In every state and country service was limited due to lack of staffing. Along with help wanted signs, we spotted promises of higher wages, benefits, and even signing bonuses. Lodges, restaurants, and stores can’t keep up with the demand of all the tourists because they can’t get people to work. I didn’t realize how limited and expensive the food selection in Alaska was until we stopped at a grocery outside Jasper National Park. I felt like Robin Williams in Moscow on the Hudson and all the amazing food options available.
After several days of pampering in paradise, we traversed the back roads toward Coeur d’Alene, Idaho. Northern Idaho is stunning.
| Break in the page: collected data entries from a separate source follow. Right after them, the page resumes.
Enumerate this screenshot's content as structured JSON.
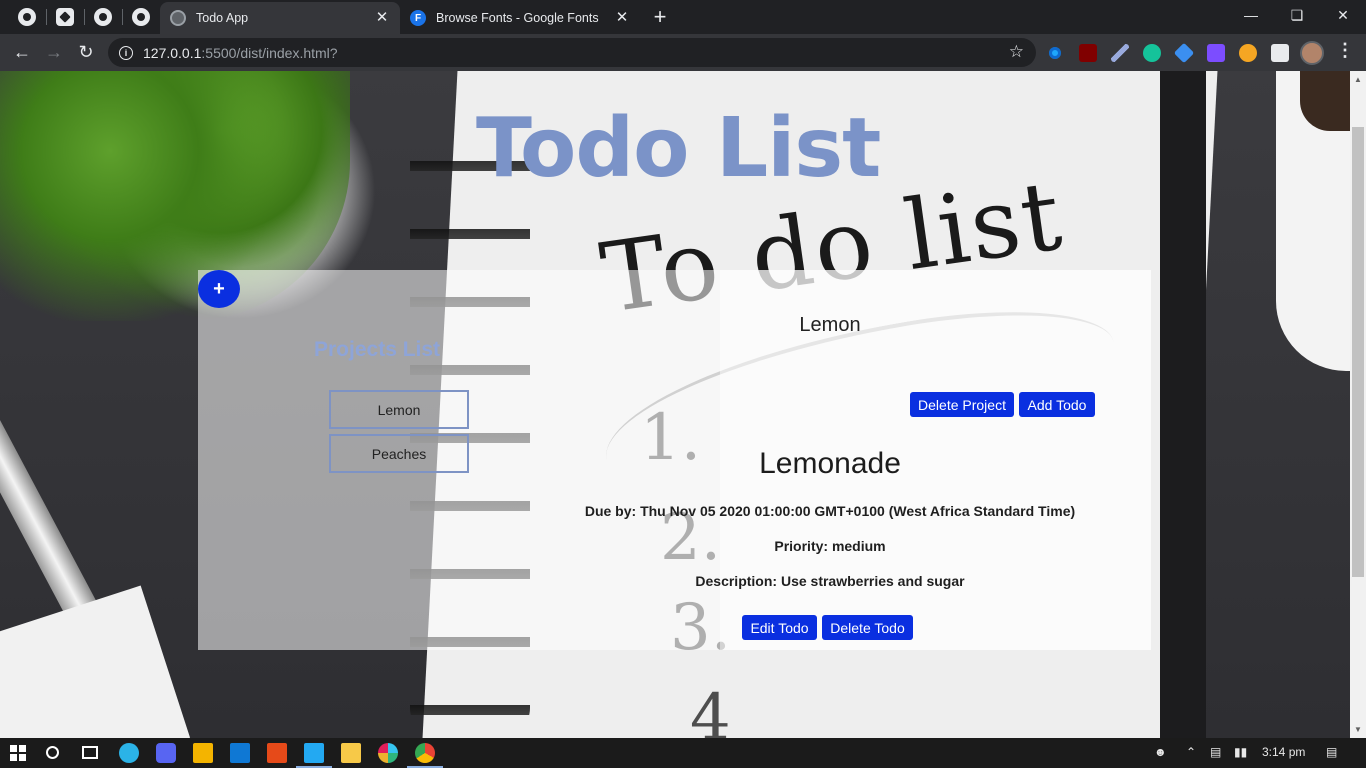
{
  "browser": {
    "tabs": [
      {
        "title": "Todo App",
        "active": true
      },
      {
        "title": "Browse Fonts - Google Fonts",
        "active": false
      }
    ],
    "url_host": "127.0.0.1",
    "url_rest": ":5500/dist/index.html?",
    "pinned_icons": [
      "github-icon",
      "codepen-icon",
      "github-icon",
      "github-icon"
    ],
    "extensions": [
      "extension-c-icon",
      "ublock-icon",
      "pen-icon",
      "grammarly-icon",
      "extension-diamond-icon",
      "vimium-icon",
      "eyes-icon",
      "puzzle-icon"
    ]
  },
  "app": {
    "title": "Todo List",
    "add_project_label": "+",
    "projects_heading": "Projects List",
    "projects": [
      "Lemon",
      "Peaches"
    ],
    "current_project": "Lemon",
    "delete_project_label": "Delete Project",
    "add_todo_label": "Add Todo",
    "todo": {
      "title": "Lemonade",
      "due": "Due by: Thu Nov 05 2020 01:00:00 GMT+0100 (West Africa Standard Time)",
      "priority": "Priority: medium",
      "description": "Description: Use strawberries and sugar"
    },
    "edit_todo_label": "Edit Todo",
    "delete_todo_label": "Delete Todo"
  },
  "background_art": {
    "handwritten_title": "To do list",
    "numbers": [
      "1.",
      "2.",
      "3.",
      "4"
    ]
  },
  "taskbar": {
    "time": "3:14 pm",
    "apps": [
      "windows-start-icon",
      "search-icon",
      "task-view-icon",
      "edge-icon",
      "discord-icon",
      "store-icon",
      "mail-icon",
      "office-icon",
      "vscode-icon",
      "file-explorer-icon",
      "slack-icon",
      "chrome-icon"
    ]
  },
  "colors": {
    "accent_blue": "#0a2fe0",
    "title_blue": "#7b93c8",
    "heading_blue": "#8ea4d8",
    "chrome_dark": "#202124"
  }
}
Unfortunately, our golf game at Coeur d’Alene Golf Resort and it’s iconic floating green was rained out, so we settled for a drive and walk along the beautiful lake and ended the day with the best meal we had in several weeks at the rooftop restaurant in the resort. At Beverly’s Restaurant we started with the Penn Cove mussels in a white wine saffron broth and chorizo, followed by lobster risotto and perfectly seared sea scallops, while sipping a huckleberry martini. Oh my. I’d like to spend more time in the area in the future. It’s just beautiful. The idealic little towns scattered along the Snake River on our drive south through Idaho, made us wish we had brought a fishing road. While we walked and lunched along the river, many locals and tourists alike pulled off just to fish a quite hole.

We reluctantly left beautiful Idaho and with the warmer weather on our side, we opted to avoid the I-15 through Utah’s busy cities and settled in Park City. After a quick drive up the mountains outside Salt Lake City, the narrow hills gave way to meadows, reservoirs, red earth and scrubby pines lined with skiing, mountain biking, and off roading trails. Houses and condos in many phases of build are popping up all over this mountain town, only minutes away from the bigger cities – a common them we’ve witnessed in all states and provinces. While new builds are abundant, the light pollution is still low, allowing for the stars to blaze brightly blanketing the evening sky.
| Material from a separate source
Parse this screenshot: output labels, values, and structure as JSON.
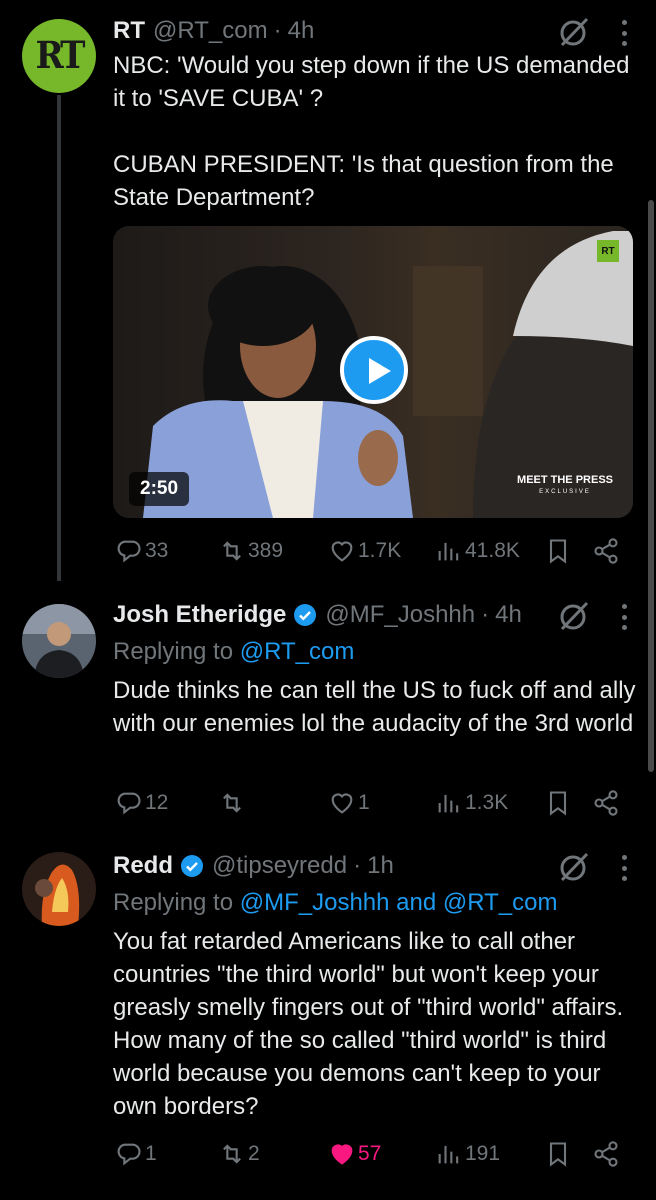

After 9,423 total miles on the road, we landed safely at our desert home in Las Vegas. Where it seems is the end of the rainbow.

JUST THE FACTS
Mileage – 9,423. Miles per gallon – 22. Average cost for gas $6.00
Time: 2 months total. 2 weeks each way to Alaska and 4 weeks spent in Alaska.
Food: We usually eat breakfast and lunch made from the van on the road or between excursions and treat ourselves to a local dinner from the “best” restaurant in the area.
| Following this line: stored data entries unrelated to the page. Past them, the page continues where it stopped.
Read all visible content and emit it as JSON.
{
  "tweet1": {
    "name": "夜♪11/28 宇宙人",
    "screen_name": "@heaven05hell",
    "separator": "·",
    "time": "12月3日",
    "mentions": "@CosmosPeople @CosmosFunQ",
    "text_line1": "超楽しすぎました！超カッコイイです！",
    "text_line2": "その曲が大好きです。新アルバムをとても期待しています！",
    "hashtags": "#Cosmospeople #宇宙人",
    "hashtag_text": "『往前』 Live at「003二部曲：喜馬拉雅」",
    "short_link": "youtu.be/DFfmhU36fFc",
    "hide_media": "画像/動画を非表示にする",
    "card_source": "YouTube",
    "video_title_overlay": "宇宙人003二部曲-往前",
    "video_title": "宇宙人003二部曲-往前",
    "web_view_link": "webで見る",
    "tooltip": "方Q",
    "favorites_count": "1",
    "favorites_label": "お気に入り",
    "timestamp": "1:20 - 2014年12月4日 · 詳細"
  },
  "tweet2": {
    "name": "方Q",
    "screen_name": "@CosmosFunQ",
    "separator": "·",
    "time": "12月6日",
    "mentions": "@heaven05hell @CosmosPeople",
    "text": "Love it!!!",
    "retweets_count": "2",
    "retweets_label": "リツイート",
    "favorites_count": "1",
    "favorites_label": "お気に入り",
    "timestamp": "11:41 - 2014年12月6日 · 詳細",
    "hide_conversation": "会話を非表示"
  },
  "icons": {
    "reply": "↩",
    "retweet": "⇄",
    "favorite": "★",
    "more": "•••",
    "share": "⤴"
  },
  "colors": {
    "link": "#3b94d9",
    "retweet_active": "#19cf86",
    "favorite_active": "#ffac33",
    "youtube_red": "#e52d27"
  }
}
Nights: We prefer to spend our nights outside of cities in National or State parks. They’re quieter and more peaceful than RV parks. Harvest Host overnight parking locations are also great because they usually pair with our favorite outings like golf courses, wineries, breweries, museums, but they were limited in and around Alaska. Even though we set out to stay at a hotel every Sunday, we again found ourselves more comfortable in our little van and opted to forego hauling our stuff and the dog in for just one or two nights.
If I were to do it again…I would take our van up the California, Oregon, and Washington Coast and park/store it in Seattle or Vancouver. Then Board a cruise along the inside passage to the Kenai Peninsula, where I would rent a camper van or a SUV and tour the area for 2-3 weeks, then fly back to Seattle and drive another byway home. A second option would be to ferry from Bellingham with our van from port to port to the Kenai Peninsula and do the same back, but this would take planning way in advance because the car/RV ferries book up early.